MyTax is an online tax refund processor and provider. Their website is the primary point of application for MyTax customers; all annual campaign activity drives a potential audience of millions to this website to apply online. It goes without saying that this website needs perform at the highest of standards across a number of levels. Let’s look at the current incarnation of the website…
In 2015 we worked with MyTax to produce great results, including a 55% increase in online tax refund applications compared to 2014. To build upon previous success, digitally we had to go back to the drawing board. What worked in 2015 and what can work harder this year?
The MyTax website design reflects the brand and broader campaign creative, including using visual elements and messaging that will resonate with potential customers and returning customers alike.
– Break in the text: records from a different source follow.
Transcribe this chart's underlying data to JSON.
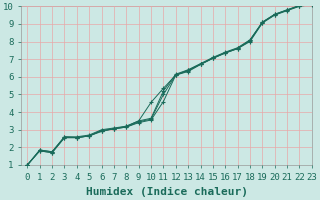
{
  "title": "",
  "xlabel": "Humidex (Indice chaleur)",
  "ylabel": "",
  "xlim": [
    -0.5,
    23
  ],
  "ylim": [
    1,
    10
  ],
  "xticks": [
    0,
    1,
    2,
    3,
    4,
    5,
    6,
    7,
    8,
    9,
    10,
    11,
    12,
    13,
    14,
    15,
    16,
    17,
    18,
    19,
    20,
    21,
    22,
    23
  ],
  "yticks": [
    1,
    2,
    3,
    4,
    5,
    6,
    7,
    8,
    9,
    10
  ],
  "bg_color": "#cce8e4",
  "grid_color": "#e8a8a8",
  "line_color": "#1a6b5a",
  "lines": [
    {
      "x": [
        0,
        1,
        2,
        3,
        4,
        5,
        6,
        7,
        8,
        9,
        10,
        11,
        12,
        13,
        14,
        15,
        16,
        17,
        18,
        19,
        20,
        21,
        22,
        23
      ],
      "y": [
        1.0,
        1.85,
        1.75,
        2.6,
        2.55,
        2.65,
        2.9,
        3.05,
        3.15,
        3.4,
        3.55,
        4.6,
        6.1,
        6.3,
        6.7,
        7.05,
        7.35,
        7.6,
        8.0,
        9.05,
        9.5,
        9.75,
        10.0,
        10.1
      ]
    },
    {
      "x": [
        0,
        1,
        2,
        3,
        4,
        5,
        6,
        7,
        8,
        9,
        10,
        11,
        12,
        13,
        14,
        15,
        16,
        17,
        18,
        19,
        20,
        21,
        22,
        23
      ],
      "y": [
        1.0,
        1.85,
        1.75,
        2.6,
        2.6,
        2.7,
        3.0,
        3.1,
        3.2,
        3.5,
        3.65,
        5.2,
        6.15,
        6.4,
        6.75,
        7.1,
        7.4,
        7.65,
        8.1,
        9.1,
        9.55,
        9.8,
        10.05,
        10.15
      ]
    },
    {
      "x": [
        0,
        1,
        2,
        3,
        4,
        5,
        6,
        7,
        8,
        9,
        10,
        11,
        12,
        13,
        14,
        15,
        16,
        17,
        18,
        19,
        20,
        21,
        22,
        23
      ],
      "y": [
        1.0,
        1.8,
        1.7,
        2.55,
        2.55,
        2.65,
        2.95,
        3.05,
        3.15,
        3.45,
        3.6,
        5.0,
        6.1,
        6.35,
        6.7,
        7.05,
        7.35,
        7.6,
        8.05,
        9.08,
        9.52,
        9.78,
        10.02,
        10.12
      ]
    },
    {
      "x": [
        0,
        1,
        2,
        3,
        4,
        5,
        6,
        7,
        8,
        9,
        10,
        11,
        12,
        13,
        14,
        15,
        16,
        17,
        18,
        19,
        20,
        21,
        22,
        23
      ],
      "y": [
        1.0,
        1.8,
        1.7,
        2.55,
        2.55,
        2.65,
        2.95,
        3.05,
        3.2,
        3.5,
        4.55,
        5.35,
        6.1,
        6.38,
        6.72,
        7.07,
        7.37,
        7.62,
        8.07,
        9.1,
        9.54,
        9.79,
        10.03,
        10.13
      ]
    }
  ],
  "marker": "+",
  "markersize": 3.5,
  "linewidth": 0.7,
  "xlabel_fontsize": 8,
  "tick_fontsize": 6.5
}
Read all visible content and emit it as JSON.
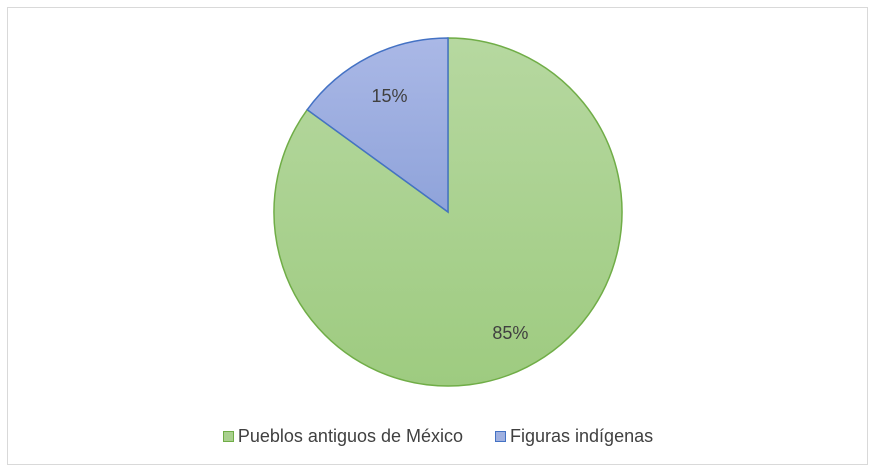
{
  "chart_data": {
    "type": "pie",
    "title": "",
    "slices": [
      {
        "label": "Pueblos antiguos de México",
        "value": 85,
        "value_label": "85%",
        "fill": "#a9d08e",
        "stroke": "#70ad47"
      },
      {
        "label": "Figuras indígenas",
        "value": 15,
        "value_label": "15%",
        "fill": "#9fb0e0",
        "stroke": "#4472c4"
      }
    ],
    "legend_position": "bottom"
  }
}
Each year we analyse the current website application process through Google Analytics, Heat Mapping and customer feedback to identify core opportunities to reduce any barriers to online application. Most recently we have improved this application process by:
Cutting out supporting information deemed to be unnecessary to simplify the entire process. Less did prove to be more in this case.
Streamlining the application process for returning customers; we introduced a selection of key visual and functional enhancements to make the reapplication process a breeze.
And last but not least, there has been a major upgrade to the mobile experience (more on that below).
We have always shared an understanding with MyTax that mobile-first is a must, and this year mobile traffic reached an all-time high, vastly overshadowing desktop visits. We knew we needed to rethink a number of aspects of the website, including:
A mobile user experience overhaul; we made vast enhancements leading to a much smoother mobile application process.
Cut out the clever stuff (well, some of it); we needed to adapt to the fact that a variety of old and new smartphones were being used to apply online. This meant that some of our user experience enhancements needed to be stripped back as they were not supported by older phones. Acknowledging when things don’t work and adapting is an important part of any successful website.